QCon London 2012: High availability at Heroku

Mark Mebranaghan
Track: High available systems


Lots of load balancing.

Embrace crashing and enabling supervision (like erlang):

  • distributed supervision
  • crashes as code paths
  • crashes as hot code paths (exercised a lot)
  • keep smaller and smaller kernel : keeps it simple

Message passing (json format). Handle different versions of messages.

Continuously running.

It’s a distributed system with granular failure.

Brokered queueing (producer/consumer pattern):

  • RabbitMQ used for a while
  • the broker node is a SPOF : publish to one, subscribe to all
  • several brokers : load balanced publish to one, all subscribers subscribed to all brokers

Read call-graph partial failure: graceful termination.

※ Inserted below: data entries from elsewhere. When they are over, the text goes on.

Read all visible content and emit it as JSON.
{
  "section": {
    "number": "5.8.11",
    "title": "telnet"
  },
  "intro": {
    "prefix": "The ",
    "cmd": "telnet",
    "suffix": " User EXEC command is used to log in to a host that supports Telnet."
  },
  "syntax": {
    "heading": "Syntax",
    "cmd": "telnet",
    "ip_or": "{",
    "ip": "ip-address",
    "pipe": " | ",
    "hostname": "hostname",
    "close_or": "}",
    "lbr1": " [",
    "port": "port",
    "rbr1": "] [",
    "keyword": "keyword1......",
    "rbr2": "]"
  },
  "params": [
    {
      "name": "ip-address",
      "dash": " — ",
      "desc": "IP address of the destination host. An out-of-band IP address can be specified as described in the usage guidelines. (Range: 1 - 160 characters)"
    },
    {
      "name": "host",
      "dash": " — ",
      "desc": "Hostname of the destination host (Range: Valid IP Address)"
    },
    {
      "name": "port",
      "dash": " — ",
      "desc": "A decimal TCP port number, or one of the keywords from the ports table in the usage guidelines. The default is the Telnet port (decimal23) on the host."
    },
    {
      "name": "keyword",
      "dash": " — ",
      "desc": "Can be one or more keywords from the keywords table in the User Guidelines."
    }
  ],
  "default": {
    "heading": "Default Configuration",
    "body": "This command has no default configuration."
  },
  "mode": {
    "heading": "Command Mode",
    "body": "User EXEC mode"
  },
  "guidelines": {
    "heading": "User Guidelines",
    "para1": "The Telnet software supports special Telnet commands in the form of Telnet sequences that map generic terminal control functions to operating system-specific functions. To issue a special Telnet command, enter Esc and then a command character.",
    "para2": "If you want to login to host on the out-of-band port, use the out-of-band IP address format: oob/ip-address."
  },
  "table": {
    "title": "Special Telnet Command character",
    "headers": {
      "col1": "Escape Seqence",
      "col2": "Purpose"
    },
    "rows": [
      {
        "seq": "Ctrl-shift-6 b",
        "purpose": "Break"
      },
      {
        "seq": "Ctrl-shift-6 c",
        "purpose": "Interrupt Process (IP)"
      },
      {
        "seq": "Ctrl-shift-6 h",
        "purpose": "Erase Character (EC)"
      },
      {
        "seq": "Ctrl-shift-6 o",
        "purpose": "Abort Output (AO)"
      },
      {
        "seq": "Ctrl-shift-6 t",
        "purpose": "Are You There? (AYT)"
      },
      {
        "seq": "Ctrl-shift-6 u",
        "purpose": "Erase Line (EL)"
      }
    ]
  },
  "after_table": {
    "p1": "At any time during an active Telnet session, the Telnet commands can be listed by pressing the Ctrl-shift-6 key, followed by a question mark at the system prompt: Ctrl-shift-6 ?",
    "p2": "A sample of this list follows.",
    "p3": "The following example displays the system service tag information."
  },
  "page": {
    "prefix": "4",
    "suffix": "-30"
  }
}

Write call-graph de-synchronization : write a ticket (to a local database) to delay write operations when not available.

Execution (eveything outside architecture)

Evolving socio-technical ecosystems. Most of the problems are:

  • failed deploy
  • bad visibility
  • cascading feedback

Need for a very repeatable deploy:

  • incremental deploys: deploy to a few nodes and incresing deploy perimeter when confidence grows
  • incremental rollouts (features): feature flags for dev, beta users then all users
  • real time visibility: dashboards (60s visibility)
  • service level assertions : asserts in code, global level for a service. Assert good things too

Flow control and back pressure : some systems can’t absorb all load:

  • divert traffic from this system
  • limit message passing (parameters on a file system like /etc/rate/publish)